Security Exporter CLI
Security Exporter CLI
securityexporter-cli extracts SAP BusinessObjects security data — explicit and effective principals, access levels, rights, and access-level setup — and writes the result to Excel or CSV. Same backend as the GUI, scriptable for periodic security audits.
The free tier runs the full extraction; only the final export step requires a PRO license.
Setup
Credentials in config/systems.json:
{
"systems": [
{ "system": "production", "username": "Administrator", "password": "" }
]
}
Query scopes in config/queries.txt. Each scope is a # Title header followed by one or more SQL queries (blank-line separated):
# All objects in Public Folder
select si_id from ci_infoobjects where si_ancestor = 23
# Reporting folder only
select si_id from ci_infoobjects where si_ancestor = 580
Running
securityexporter-cli login --system production ^
scope --title "All objects in Public Folder" ^
options --effectivePrincipals --effectiveRights ^
process ^
export --xlsx security.xlsx
Or via a script file:
securityexporter-cli --args script.txt
Comments start with #.
Commands
login
Open the BIP session.
| Parameter | Meaning |
|---|---|
--system <name> |
Use the entry from systems.json. |
--server <host:port> |
Connect to an arbitrary server. |
--username <user> |
Required with --server. |
--password <pass> |
Optional. |
--auth Enterprise\|LDAP\|WinAD |
Default Enterprise. |
scope
Pick the scope (set of objects) to extract security for.
| Parameter | Meaning |
|---|---|
--title "<title>" |
Match a scope from queries.txt (exact or substring). |
--file <path> |
Use a different queries file. Default: config/queries.txt. |
options
Toggle which output sheets get produced. By default only the explicit sheets are on; effective sheets, details, and access-levels setup are off.
| Flag | Default | Meaning |
|---|---|---|
--explicitPrincipals |
on | Direct principal assignments. |
--explicitAccessLevels |
on | Direct role assignments. |
--explicitRights |
on | Direct right grants/denies. |
--effectivePrincipals |
off | Effective principal assignments (with inheritance). |
--effectiveAccessLevels |
off | Effective role assignments. |
--effectiveRights |
off | Effective right grants/denies. |
--details |
off | Add internal IDs (object id, CUID, kind, etc.) to every sheet. |
--accessLevelsSetup |
off | Add a sheet listing the rights composing each custom role. |
--rightFilter <text> |
— | Restrict rights to descriptions containing <text>. |
Pass a flag with no value (e.g. --effectivePrincipals) to turn it on; pass false to turn an on-by-default flag off (e.g. --explicitPrincipals false).
process
Run the extraction in memory. Result is held until the next process or export.
export (PRO)
Write the extraction result to disk.
| Parameter | Meaning |
|---|---|
--xlsx <file> |
Excel output. |
--csv <folder> |
CSV output — one file per sheet under <folder>. |
At least one of --xlsx / --csv is required. Both are PRO-only — without a valid license the command exits with:
Export requires a PRO license. Place a valid license.txt next to the launcher.
Example
# scripts/audit-public.txt
login --system production
scope --title "All objects in Public Folder"

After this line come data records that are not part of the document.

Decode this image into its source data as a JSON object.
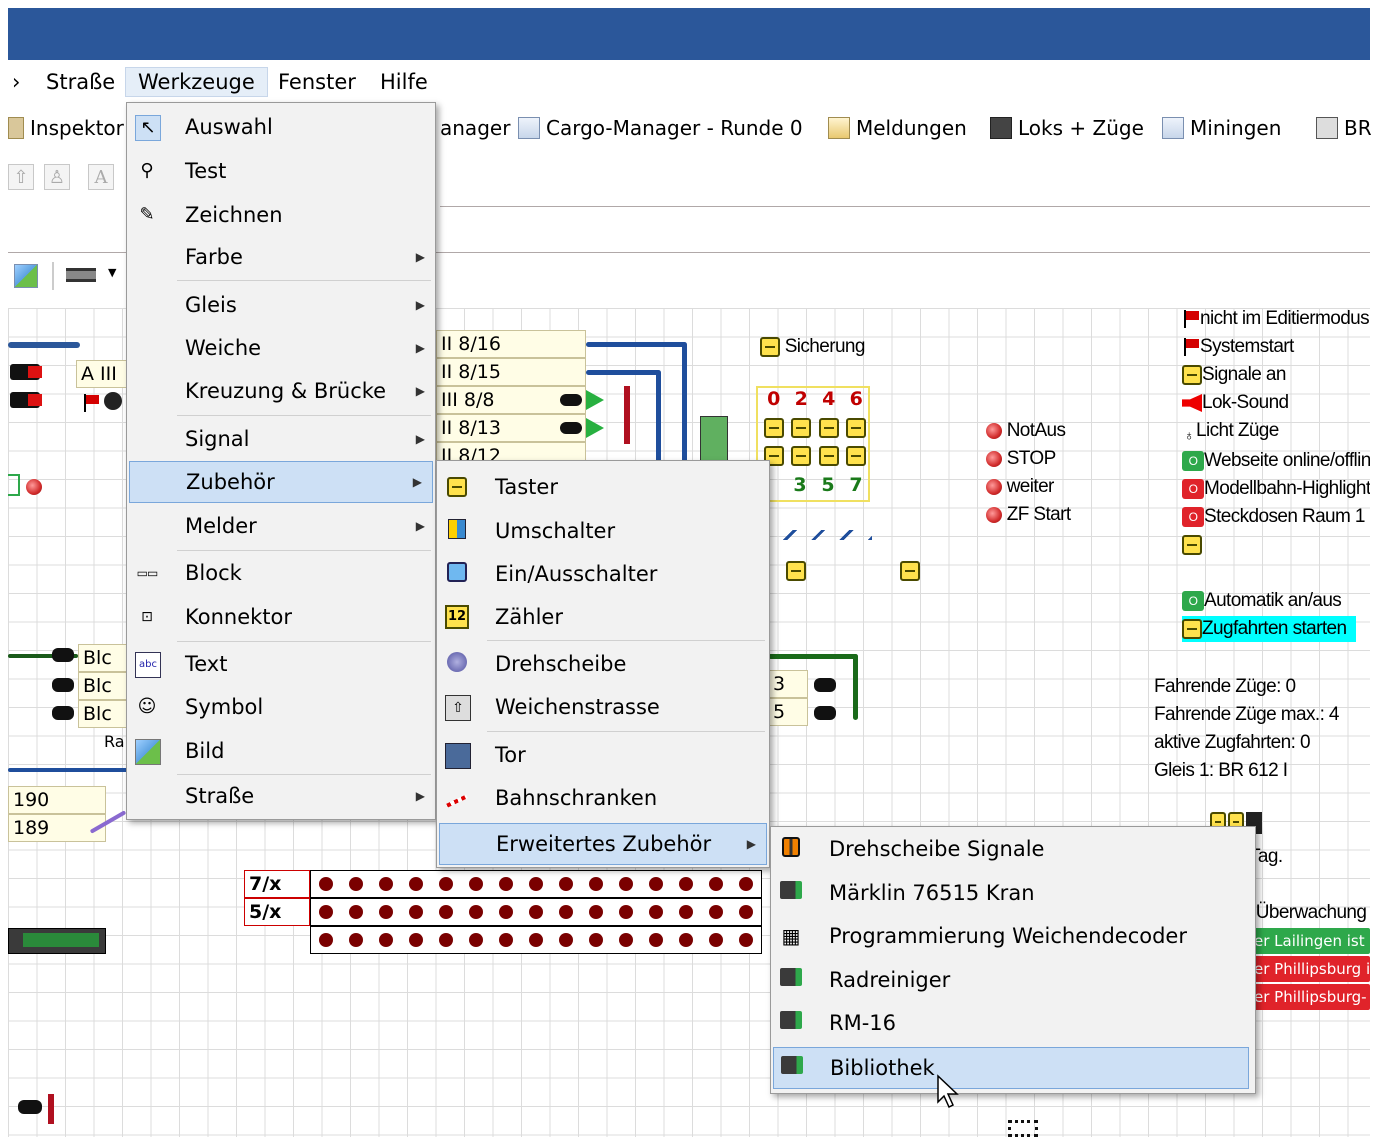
{
  "menubar": {
    "items": [
      "Straße",
      "Werkzeuge",
      "Fenster",
      "Hilfe"
    ],
    "partial_left": "›"
  },
  "toolbar": {
    "inspektor": "Inspektor",
    "manager": "anager",
    "cargo": "Cargo-Manager - Runde 0",
    "meldungen": "Meldungen",
    "loks": "Loks + Züge",
    "miningen": "Miningen",
    "br": "BR"
  },
  "werkzeuge_menu": {
    "items": [
      {
        "label": "Auswahl",
        "icon": "cursor-icon"
      },
      {
        "label": "Test",
        "icon": "test-icon"
      },
      {
        "label": "Zeichnen",
        "icon": "pencil-icon"
      },
      {
        "label": "Farbe",
        "submenu": true
      },
      {
        "label": "Gleis",
        "submenu": true
      },
      {
        "label": "Weiche",
        "submenu": true
      },
      {
        "label": "Kreuzung & Brücke",
        "submenu": true
      },
      {
        "label": "Signal",
        "submenu": true
      },
      {
        "label": "Zubehör",
        "submenu": true,
        "highlighted": true
      },
      {
        "label": "Melder",
        "submenu": true
      },
      {
        "label": "Block",
        "icon": "block-icon"
      },
      {
        "label": "Konnektor",
        "icon": "connector-icon"
      },
      {
        "label": "Text",
        "icon": "text-icon"
      },
      {
        "label": "Symbol",
        "icon": "symbol-icon"
      },
      {
        "label": "Bild",
        "icon": "image-icon"
      },
      {
        "label": "Straße",
        "submenu": true
      }
    ]
  },
  "zubehoer_menu": {
    "items": [
      {
        "label": "Taster",
        "icon": "pushbutton-icon"
      },
      {
        "label": "Umschalter",
        "icon": "switch-icon"
      },
      {
        "label": "Ein/Ausschalter",
        "icon": "onoff-icon"
      },
      {
        "label": "Zähler",
        "icon": "counter-icon",
        "icon_text": "12"
      },
      {
        "label": "Drehscheibe",
        "icon": "turntable-icon"
      },
      {
        "label": "Weichenstrasse",
        "icon": "route-icon"
      },
      {
        "label": "Tor",
        "icon": "gate-icon"
      },
      {
        "label": "Bahnschranken",
        "icon": "barrier-icon"
      },
      {
        "label": "Erweitertes Zubehör",
        "submenu": true,
        "highlighted": true
      }
    ]
  },
  "erweitert_menu": {
    "items": [
      {
        "label": "Drehscheibe Signale",
        "icon": "turntable-signal-icon"
      },
      {
        "label": "Märklin 76515 Kran",
        "icon": "loco-icon"
      },
      {
        "label": "Programmierung Weichendecoder",
        "icon": "chip-icon"
      },
      {
        "label": "Radreiniger",
        "icon": "loco-icon"
      },
      {
        "label": "RM-16",
        "icon": "loco-icon"
      },
      {
        "label": "Bibliothek",
        "icon": "loco-icon",
        "highlighted": true
      }
    ]
  },
  "canvas": {
    "tracks": [
      "II 8/16",
      "II 8/15",
      "III 8/8",
      "II 8/13",
      "II 8/12"
    ],
    "block_a": "A III",
    "sicherung": "Sicherung",
    "numbers_top": [
      "0",
      "2",
      "4",
      "6"
    ],
    "numbers_bottom": [
      "3",
      "5",
      "7"
    ],
    "notaus": [
      "NotAus",
      "STOP",
      "weiter",
      "ZF Start"
    ],
    "right_panel": [
      {
        "text": "nicht im Editiermodus",
        "icon": "flag"
      },
      {
        "text": "Systemstart",
        "icon": "flag"
      },
      {
        "text": "Signale an",
        "icon": "ybtn"
      },
      {
        "text": "Lok-Sound",
        "icon": "speaker"
      },
      {
        "text": "Licht Züge",
        "icon": "bulb"
      },
      {
        "text": "Webseite online/offline",
        "icon": "gbtn"
      },
      {
        "text": "Modellbahn-Highlight",
        "icon": "rbtn"
      },
      {
        "text": "Steckdosen Raum 1",
        "icon": "rbtn"
      }
    ],
    "automatik": "Automatik an/aus",
    "zugfahrten": "Zugfahrten starten",
    "stats": [
      "Fahrende Züge: 0",
      "Fahrende Züge max.: 4",
      "aktive Zugfahrten: 0",
      "Gleis 1: BR 612 I"
    ],
    "tag": "t Tag.",
    "ueberwachung": "-Überwachung",
    "red_rows": [
      "er Lailingen ist",
      "er Phillipsburg i",
      "er Phillipsburg-"
    ],
    "counter_labels": [
      "7/x",
      "5/x"
    ],
    "left_cells": [
      "190",
      "189"
    ],
    "blc": [
      "Blc",
      "Blc",
      "Blc"
    ],
    "ra": "Ra",
    "num_b": [
      "3",
      "5"
    ]
  },
  "colors": {
    "titlebar": "#2b579a",
    "highlight": "#cde0f5",
    "track_blue": "#1f4e9c"
  }
}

options --effectivePrincipals --effectiveRights --details
process
export --xlsx audit-public.xlsx --csv audit-public/
securityexporter-cli --args scripts/audit-public.txt
Licensing
The full pipeline (login through process) runs on the free tier — useful for verifying scope and previewing volume before a full audit. Only the export step requires PRO. Drop a signed license.txt next to securityexporter-cli.bat to enable export.